Curettage and cautery
C&C; curettage and electrodesiccation; ED&C; curettage and electrocautery
Curettage and cautery is a fast, low-cost, scar-tolerable destructive technique for low-risk skin lesions — particularly low-risk basal cell carcinoma on the trunk and proximal extremities, seborrhoeic keratoses requested for cosmesis, and selected actinic keratoses or warts. Carefully selected, BCC C&C has 5-year recurrence rates of 5–10%; poorly selected it can rise to 20% or more. Site, subtype and operator skill are the three determinants of outcome. C&C is not appropriate for any lesion in the H-zone of the face, for morphoeic / infiltrative BCC, recurrent lesions, immunosuppressed patients, or anywhere histology is mandatory.
Indications
- Low-risk BCC — nodular or superficial subtype, < 2 cm, on the trunk or proximal extremities, well-circumscribed, primary (not recurrent).
- Seborrhoeic keratoses for cosmesis after clinical confirmation.
- Solar lentigines (light pass).
- Selected hyperkeratotic actinic keratoses.
- Verruca vulgaris.
- Always confirm diagnosis clinically (or by prior biopsy) before destructive treatment — C&C destroys the specimen for histology.
Contraindications
- Any lesion where definitive histology is needed.
- BCC of the head / neck "H-zone" — central face, periorbital, periauricular, nasal, lip — site associated with elevated recurrence.
- Morphoeic, infiltrative, micronodular, basosquamous BCC subtypes.
- Recurrent or incompletely treated BCC.
- cSCC of any grade — risks under-treatment; use excision.
- Pigmented lesions where melanoma is possible.
- Immunosuppressed patients (transplant recipients) — recurrence and progression risk too high.

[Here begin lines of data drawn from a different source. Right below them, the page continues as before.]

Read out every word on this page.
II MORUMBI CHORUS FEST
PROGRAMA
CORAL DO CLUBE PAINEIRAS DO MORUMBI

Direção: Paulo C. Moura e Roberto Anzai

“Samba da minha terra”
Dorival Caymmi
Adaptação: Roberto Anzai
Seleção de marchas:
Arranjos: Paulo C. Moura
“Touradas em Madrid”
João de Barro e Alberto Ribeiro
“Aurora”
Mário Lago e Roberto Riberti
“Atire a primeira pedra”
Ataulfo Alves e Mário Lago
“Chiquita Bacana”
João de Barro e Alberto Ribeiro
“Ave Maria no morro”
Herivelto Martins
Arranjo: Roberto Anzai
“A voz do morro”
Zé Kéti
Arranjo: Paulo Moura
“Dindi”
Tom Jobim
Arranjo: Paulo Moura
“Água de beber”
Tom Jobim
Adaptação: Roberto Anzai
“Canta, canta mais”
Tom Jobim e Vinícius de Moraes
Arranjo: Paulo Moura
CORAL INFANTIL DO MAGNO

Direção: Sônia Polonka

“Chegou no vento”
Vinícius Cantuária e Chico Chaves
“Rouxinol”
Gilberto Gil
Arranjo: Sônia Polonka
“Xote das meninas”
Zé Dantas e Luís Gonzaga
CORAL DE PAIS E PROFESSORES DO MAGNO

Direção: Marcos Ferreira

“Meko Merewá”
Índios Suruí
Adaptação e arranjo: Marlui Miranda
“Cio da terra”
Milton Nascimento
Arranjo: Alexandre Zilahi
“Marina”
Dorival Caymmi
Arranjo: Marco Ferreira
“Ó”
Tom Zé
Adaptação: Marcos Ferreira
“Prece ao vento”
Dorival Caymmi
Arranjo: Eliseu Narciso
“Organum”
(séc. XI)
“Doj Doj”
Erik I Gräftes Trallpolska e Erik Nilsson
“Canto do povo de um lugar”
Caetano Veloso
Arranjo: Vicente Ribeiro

- BCC in the setting of Gorlin syndrome — RT exclusion zones, multiplicity make C&C unsuitable.
Technique
- Mark the lesion with a 2–3 mm cuff of surrounding clinically normal skin.
- Infiltrate with 1% lidocaine + adrenaline.
- Firm curettage with a sharp dermal curette (4, 5 or 7 mm) — tumour tissue feels softer ("gritty / butter") than surrounding dermis; this difference guides the depth.
- Electrodesiccation of the base and a 1–2 mm rim of surrounding normal skin.
- Repeat curette + cautery cycles (traditionally three) — the "C-E-C-E-C-E" sequence.
- Haemostasis; dressing.
- Heal by secondary intention over 2–4 weeks; cosmetic outcome on the trunk usually good; flat or slightly hypopigmented scar.
Outcomes and recurrence
- BCC 5-year recurrence rate:
- Low-risk site (trunk) — 5–10% with appropriate selection.
- High-risk site (head/neck H-zone) — 15–25% — do not use.
- Recurrent BCC — 40–50% — do not use.
- Cosmesis is acceptable on most non-facial sites; pigmented scars are common in Fitzpatrick IV–VI skin — counsel about post-inflammatory hyper/hypopigmentation.
- Histology not generated — incomplete excision cannot be detected; clinical surveillance is essential.
Aftercare and follow-up
- Daily soap-and-water cleansing; petroleum jelly to maintain moist healing; non-adherent dressing.
- Avoid sun exposure to the healing wound for 6 months to limit dyschromia.
- Skin examination at 6 months and annually for 2 years to monitor for recurrence.
- Counsel on photoprotection and self-examination.
References
- Rodriguez-Vigil T et al. Recurrence rates of primary BCC treated by C&C — systematic review. J Am Acad Dermatol; 2007.
- Nasr I, McGrath EJ, Harwood CA et al. British Association of Dermatologists guidelines for the management of adults with basal cell carcinoma 2021. Br J Dermatol. 2021;185(5):899-920.